There are few, if any, Christian churches or organizations I would give money to these days — I’ve been involved in a number of them, and I saw how the money gets spent. It’s amazing how much money people make and spend doing “the good Lord’s work.”
And then there’s fraud. For example, a pastor and his three sons are facing charges for preying on church members:
Former pastor Vaughn Reeves and his sons, Chip, Chris and Josh face 10 separate felony counts.
The Reeves operated Alanar, Inc. an investment company in Sullivan, Ind. The four allegedly ran a multi-million dollar, faith-based affinity fraud for at least five years that duped thousands of investors into buying bonds that raised at least $120 million.
The Reeves allegedly stole $6 million for themselves in the process.
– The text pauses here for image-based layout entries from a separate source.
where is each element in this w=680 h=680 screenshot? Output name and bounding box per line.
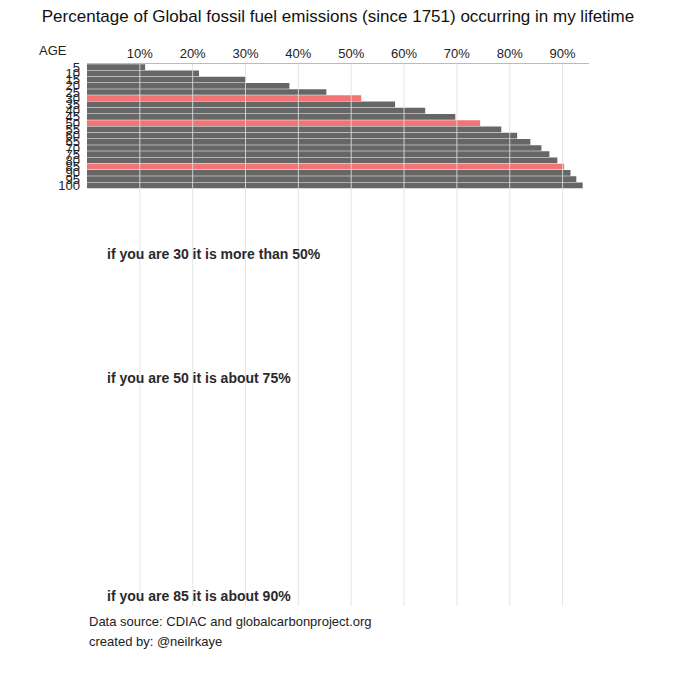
svg-text:60: 60 [66, 128, 80, 143]
svg-text:100: 100 [58, 178, 80, 193]
svg-text:95: 95 [66, 172, 80, 187]
svg-text:AGE: AGE [39, 43, 67, 58]
svg-text:90%: 90% [550, 46, 576, 61]
svg-text:if you are 30 it is more than: if you are 30 it is more than 50% [107, 246, 321, 262]
svg-text:70%: 70% [444, 46, 470, 61]
svg-text:60%: 60% [391, 46, 417, 61]
svg-text:20: 20 [66, 78, 80, 93]
svg-text:40%: 40% [285, 46, 311, 61]
svg-text:10%: 10% [127, 46, 153, 61]
svg-text:5: 5 [73, 60, 80, 75]
svg-text:30%: 30% [233, 46, 259, 61]
svg-text:created by: @neilrkaye: created by: @neilrkaye [89, 634, 222, 649]
svg-text:35: 35 [66, 97, 80, 112]
svg-text:90: 90 [66, 165, 80, 180]
svg-text:25: 25 [66, 85, 80, 100]
svg-text:50: 50 [66, 116, 80, 131]
svg-text:70: 70 [66, 141, 80, 156]
svg-text:15: 15 [66, 72, 80, 87]
svg-text:30: 30 [66, 91, 80, 106]
svg-text:Percentage of Global fossil fu: Percentage of Global fossil fuel emissio… [42, 7, 634, 26]
svg-text:65: 65 [66, 134, 80, 149]
svg-text:20%: 20% [180, 46, 206, 61]
svg-text:40: 40 [66, 103, 80, 118]
svg-text:10: 10 [66, 66, 80, 81]
svg-text:80: 80 [66, 153, 80, 168]
svg-text:45: 45 [66, 109, 80, 124]
svg-text:85: 85 [66, 159, 80, 174]
svg-text:if you are 50 it is about 75%: if you are 50 it is about 75% [107, 370, 291, 386]
svg-text:75: 75 [66, 147, 80, 162]
svg-text:55: 55 [66, 122, 80, 137]
svg-text:50%: 50% [338, 46, 364, 61]
svg-text:80%: 80% [497, 46, 523, 61]
svg-text:if you are 85 it is about 90%: if you are 85 it is about 90% [107, 588, 291, 604]
svg-text:Data source: CDIAC and globalc: Data source: CDIAC and globalcarbonproje… [89, 614, 372, 629]
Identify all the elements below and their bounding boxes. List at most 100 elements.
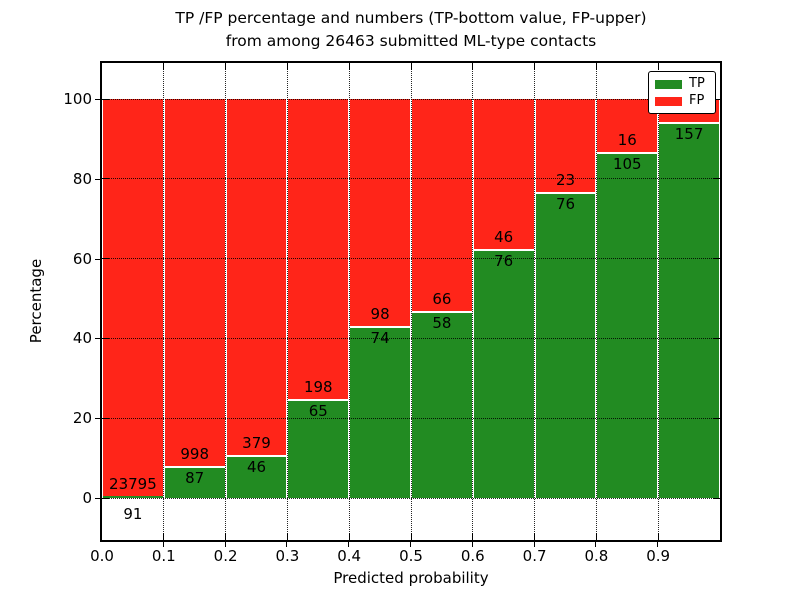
x-tick-mark-out [162,542,164,547]
x-tick-label: 0.8 [584,547,609,565]
y-tick-mark-right [713,98,720,100]
fp-bar-segment [472,99,535,250]
tp-bar-segment [534,191,597,498]
x-tick-mark-out [471,542,473,547]
x-tick-mark-top [657,63,659,70]
tp-count-label: 76 [555,194,576,213]
fp-count-label: 198 [303,378,333,397]
tp-bar-segment [411,311,473,498]
fp-count-label: 23795 [109,475,157,494]
x-tick-mark-top [595,63,597,70]
y-gridline [102,258,720,260]
x-tick-mark-bottom [348,533,350,540]
x-tick-mark-bottom [163,533,165,540]
y-gridline [102,497,720,499]
tp-count-label: 74 [370,329,390,348]
y-tick-mark-left [102,258,109,260]
x-tick-mark-out [595,542,597,547]
x-axis-label: Predicted probability [333,569,489,587]
chart-title-line-1: TP /FP percentage and numbers (TP-bottom… [175,9,647,27]
fp-legend-swatch [655,96,682,106]
legend: TP FP [648,71,716,114]
x-tick-mark-bottom [286,533,288,540]
tp-count-label: 76 [494,252,514,271]
y-tick-mark-right [713,417,720,419]
tp-count-label: 87 [185,469,205,487]
chart-title-line-2: from among 26463 submitted ML-type conta… [225,32,597,50]
fp-bar-segment [534,99,597,192]
x-tick-mark-out [286,542,288,547]
x-tick-mark-bottom [657,533,659,540]
x-tick-label: 0.2 [213,547,238,565]
x-tick-mark-top [410,63,412,70]
x-tick-mark-out [224,542,226,547]
fp-bar-segment [163,99,226,466]
x-tick-label: 0.5 [399,547,423,565]
x-tick-mark-top [286,63,288,70]
y-gridline [102,98,720,100]
y-tick-mark-out [95,258,100,260]
fp-count-label: 998 [180,445,209,463]
fp-bar-segment [102,99,164,497]
y-tick-mark-right [713,497,720,499]
y-tick-mark-left [102,497,109,499]
fp-legend-label: FP [689,93,705,108]
y-tick-mark-left [102,178,109,180]
y-tick-mark-left [102,337,109,339]
y-tick-label: 0 [82,489,92,507]
x-tick-mark-top [225,63,227,70]
fp-bar-segment [411,99,473,312]
tp-count-label: 91 [123,505,143,524]
fp-bar-segment [349,99,411,327]
x-tick-label: 0.3 [275,547,300,565]
x-gridline [163,63,165,540]
fp-count-label: 16 [617,130,637,149]
tp-count-label: 58 [432,314,452,333]
y-tick-mark-left [102,417,109,419]
x-tick-mark-out [533,542,535,547]
x-gridline [348,63,350,540]
y-gridline [102,417,720,419]
x-tick-mark-top [163,63,165,70]
y-tick-label: 100 [63,90,92,108]
y-tick-mark-out [95,498,100,499]
x-tick-mark-bottom [534,533,536,540]
x-tick-label: 0.1 [151,547,176,565]
tp-count-label: 157 [674,125,704,144]
x-tick-mark-top [348,63,350,70]
y-tick-label: 20 [72,409,92,428]
x-gridline [472,63,474,540]
fp-count-label: 66 [432,290,452,309]
tp-bar-segment [349,326,411,498]
fp-count-label: 23 [555,170,576,189]
y-tick-mark-out [95,99,100,100]
x-gridline [410,63,412,540]
y-axis-label: Percentage [27,258,45,344]
x-tick-mark-bottom [595,533,597,540]
x-tick-mark-out [348,542,350,547]
y-gridline [102,178,720,180]
fp-bar-segment [596,99,659,152]
x-tick-label: 0.7 [522,547,547,565]
plot-area: TP FP 23795 91 998 87 379 46 198 65 98 74 66 58 46 76… [100,61,722,542]
y-tick-mark-out [95,178,100,180]
legend-item-tp: TP [655,77,709,91]
tp-count-label: 46 [246,457,267,476]
tp-bar-segment [472,249,535,498]
y-gridline [102,337,720,339]
x-tick-mark-top [472,63,474,70]
y-tick-label: 80 [72,169,92,188]
y-tick-label: 60 [72,249,92,268]
x-gridline [286,63,288,540]
x-tick-mark-out [410,542,411,547]
fp-bar-segment [287,99,350,400]
tp-count-label: 65 [308,402,328,421]
tp-legend-label: TP [689,76,705,91]
fp-count-label: 379 [242,433,271,452]
x-tick-mark-bottom [225,533,227,540]
y-tick-mark-right [713,337,720,339]
x-tick-mark-top [534,63,536,70]
x-gridline [534,63,536,540]
x-tick-label: 0.9 [646,547,671,565]
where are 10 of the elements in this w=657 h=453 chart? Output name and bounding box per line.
When I was a Christian, I wanted to only do business with other Christians, because I knew they were “trustworthy.” Looking back, it’s hard to believe I thought that, even after seeing that Christians could be just as untrustworthy as non-Christians. Oh that’s right, I just labeled them as “non-Christians” when I found out they weren’t trustworthy. Sigh.Unfortunately, I think many evangelical Christians end up being targets for manipulation. Many are very suggestible — that is, after all, how they got into their religion (if they were converts).
The problem is compounded by the teaching that they should be giving at least 10% of their income to their church and other Christian organizations. Some teach the more you give, the more you receive and will be blessed by God.
The solution, of course, is basic critical thinking. But you won’t find a class on that at most churches — if they teach that, they’ll lose members, because some will figure out how to apply it to their own faith.
So I guess they’ll just keep them as helpless sheep, blindly following their “God-appointed” shepherd.